La marche a été organisée par le "Rassemblement des forces politiques et sociales acquises au changement" (opposition) à Goma, capitale de la province du Nord-Kivu dans l'Est pour "récuser un deuxième report de la présidentielle et avertir le président Joseph Kabila que son échéance approche et qu’il doit partir qu’il y ait ou pas élection ", a déclaré à Anadolu, Jean-Baptiste Kasekwa, porte-parole de cette plateforme.

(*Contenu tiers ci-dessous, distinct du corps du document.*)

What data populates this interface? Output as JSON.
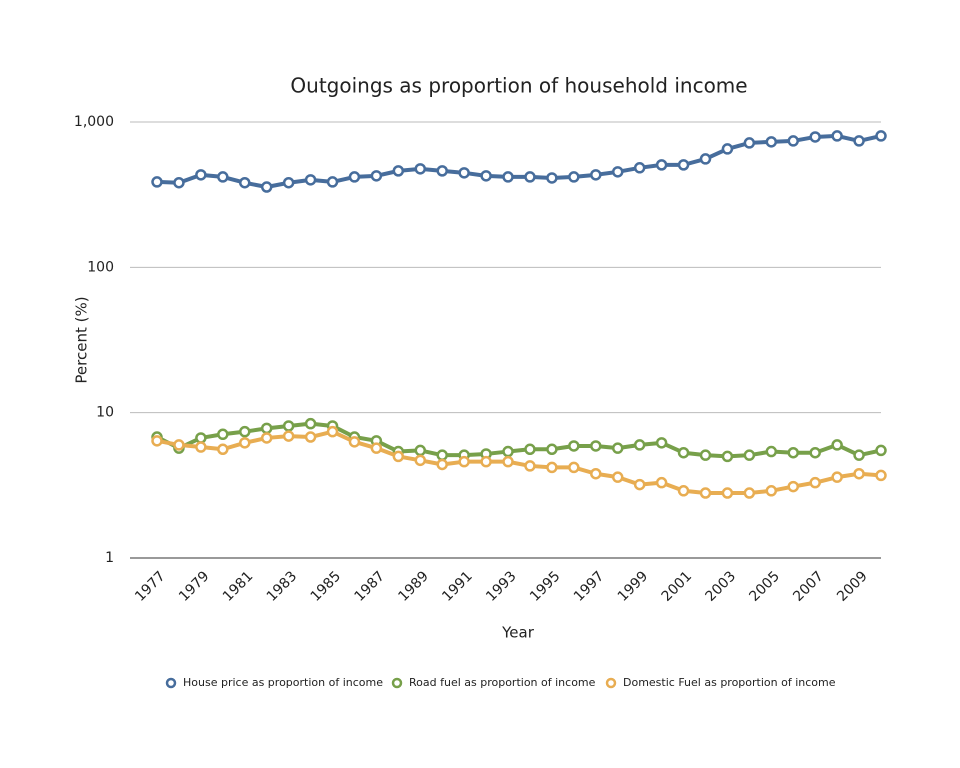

Partie du centre des affaires de Goma, la marche a été dispersée par la police qui a procédé au jet des gaz lacrymogènes, a ajouté le même responsable politique pour qui la mobilisation sera « forte » dans les prochains jours et qu’aucune « police ou armée ne saura contenir les foules » dans les rues.
Aucun blessé n'a toutefois été enregistré.
La commission électorale nationale indépendante (CENI) a estimé mardi dernier qu’elle aura besoin d’au moins 504 jours après la fin de l’opération de recensement des électeurs (décembre 2017) , pour pouvoir organiser les élections initialement prévues pour décembre 2017.
Cette annonce a provoqué un tôlé au sein de l’opposition.
Félix Tshisekedi, leader du Rassemblement a affirmé jeudi dernier que par cette déclaration le président Joseph Kabila et le président de la commission électorale (Corneille Nangaa) ont " déclaré la guerre au peuple congolais et se sont de ce fait disqualifiés".
Jadis opposé au report de ce scrutin auquel Joseph Kabila est interdit par la Constitution de se présenter pour un troisième mandat, Tshisekedi s’est déclaré
favorable à une « courte » transition sans le président Joseph Kabila resté au pouvoir au delà de son dernier mandat échu le 19 décembre 2016.
L’ancien premier ministre Samy Badibanga a pou sa part déclaré samedi sur son compte Twitter que ce report est une opération de « répression et de sabotage de la démocratie » en RDC mise en œuvre par la Commission électorale.
Une tripartite ouverte samedi dernier à Kinshasa entre le gouvernement, la Commission électorale et le conseil national de suivi de l’accord (CNSA) devait
permettre d’évaluer le processus électoral avant publication d’un calendrier électoral.